Will “high needs” baby turn out to be children on the spectrum?

Is this postpartum depression?

Should I be worried?

Mr. Google became my sounding board and my browser history proves that my most recurrent anxiety-driven pondering was “When do the good parts start”?

I spent a good part of the first year as a mother completely controlled by anxious thoughts, second guessing, and blood sugar spikes from all the chocolate consumption.

Maybe it was a version of PTSD or an automatic protective response to brace myself for the next shit storm, but I constantly felt wonky and I knew I couldn’t completely blame it on mom-brain or hormones. What the heck was going on?
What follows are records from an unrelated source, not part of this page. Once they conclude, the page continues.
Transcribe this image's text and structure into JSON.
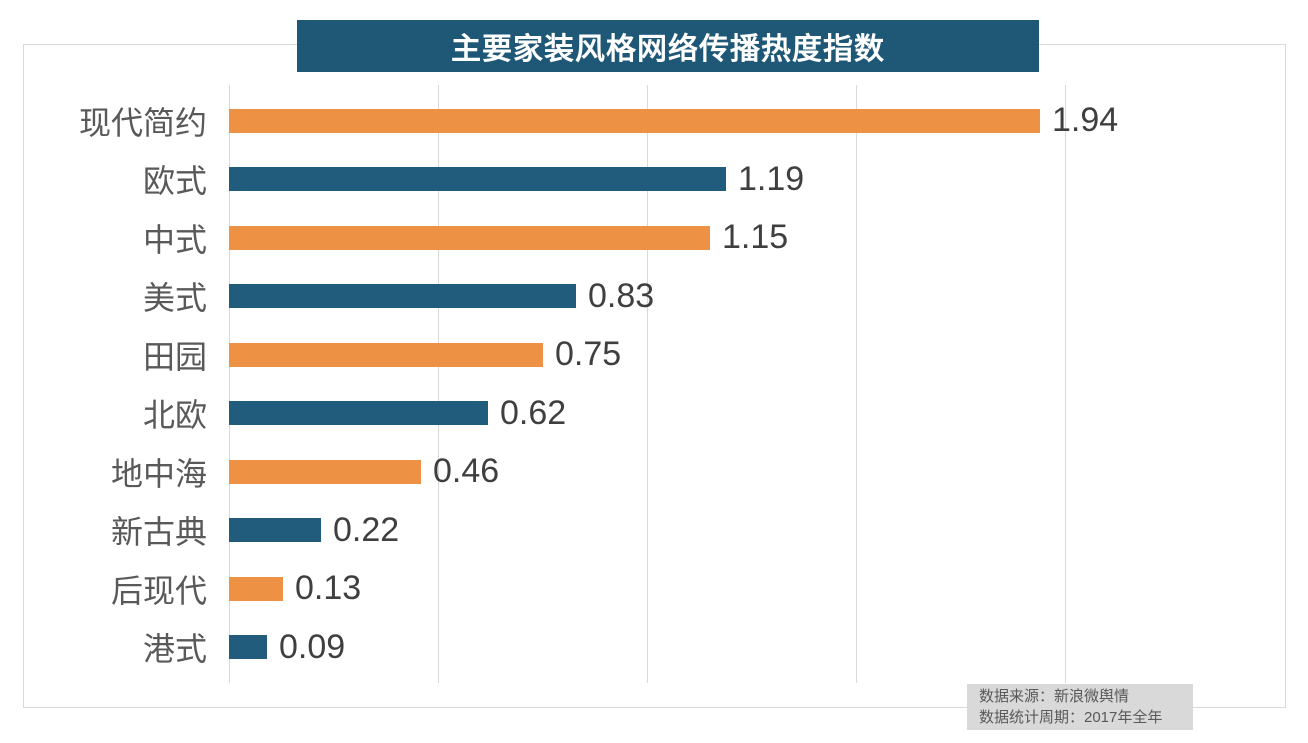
{
  "title": "主要家装风格网络传播热度指数",
  "source": {
    "line1": "数据来源：新浪微舆情",
    "line2": "数据统计周期：2017年全年"
  },
  "colors": {
    "banner_bg": "#1f5876",
    "bar_orange": "#ed9144",
    "bar_teal": "#215c7d",
    "grid": "#d9d9d9",
    "category_label": "#595959",
    "value_label": "#3f3f3f",
    "source_bg": "#d9d9d9",
    "source_text": "#595959"
  },
  "chart_data": {
    "type": "bar",
    "orientation": "horizontal",
    "title": "主要家装风格网络传播热度指数",
    "categories": [
      "现代简约",
      "欧式",
      "中式",
      "美式",
      "田园",
      "北欧",
      "地中海",
      "新古典",
      "后现代",
      "港式"
    ],
    "values": [
      1.94,
      1.19,
      1.15,
      0.83,
      0.75,
      0.62,
      0.46,
      0.22,
      0.13,
      0.09
    ],
    "value_labels": [
      "1.94",
      "1.19",
      "1.15",
      "0.83",
      "0.75",
      "0.62",
      "0.46",
      "0.22",
      "0.13",
      "0.09"
    ],
    "bar_color_pattern": [
      "#ed9144",
      "#215c7d"
    ],
    "xlabel": "",
    "ylabel": "",
    "xlim": [
      0,
      2.5
    ],
    "gridline_interval": 0.5,
    "grid": true,
    "legend": false,
    "annotations": [
      "数据来源：新浪微舆情",
      "数据统计周期：2017年全年"
    ]
  }
}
Thankfully, I know I’m not alone in this feeling 

The problem is that mothers of today are surrounded by a suffocating amount of supposedly helpful resources and a prolific guilt culture. After overconsuming unwarranted “advice” from strangers on the internet, we tell ourselves that someone’s baby is more challenging. Their baby is more sick, more demanding, more high-needs, making us feel guilty for every feeling and thought that arises. 

She LOST her baby.

I extinguish all my feelings and silently whisper, “She’s got it worse. I’m fine. I got this.”

I recently read a statistic that says that more than 30% of women feel like this, and those are the women that actually speak up. That means that in about 1 in 3 of us are suffering in silence and THAT IS NOT OK!

I later learned that studies are showing postpartum depression hits its peak at 4 years postpartum. Are we going to accept this as truth and position it as something to look forward to? OR Can we stop acting like we have our shit together and collectively shift the paradigm?


I’ve been witness to how messy the internal dialogue can be and how easy it is for a mother’s mental state to warp. 

Diagnosed or not, I see this epidemic in every motherhood circle, on every coffee date, in every chatroom, and throughout all social platforms and I’m feeling called to help redirect conversations in a way that honors our mothers and the transition into motherhood. 

There is great power in knowing that our feelings are valid and shared by millions of other mamas. It’s therapeutic to feel supported by those who have gone before us. It’s OK to not be a “natural” and to not love every aspect of motherhood. 

As a group of women who lead progressive conversations about the reality of motherhood I believe we have the ability to shift the dialogue away from guilt and second guessing and towards empathetic validation.


Today, I’m riding all the highs and lows that come along with my role as a mother, but I’m pleased to say the good parts are here and the postpartum fog has lifted.

Even with all the good parts, my mental health is being tested on a daily basis. I’m still processing my own personal transformation, but now with a strong-willed toddler in tow. She’s incredibly wise, so I’m doing most of my learning through her angelic perspective. More stillness. More space. More presence. More play.

It’s also through the curation of a really supportive group of women, like those in the Our Seva Motherhood Circle private Facebook group that I’ve been able to digest the things that need digesting, honor the things that need to be seen, and find validation for those things that feel “unspoken”. 

I know it’s a really, really tough space to navigate, but like they say…”We were never meant to do it alone.”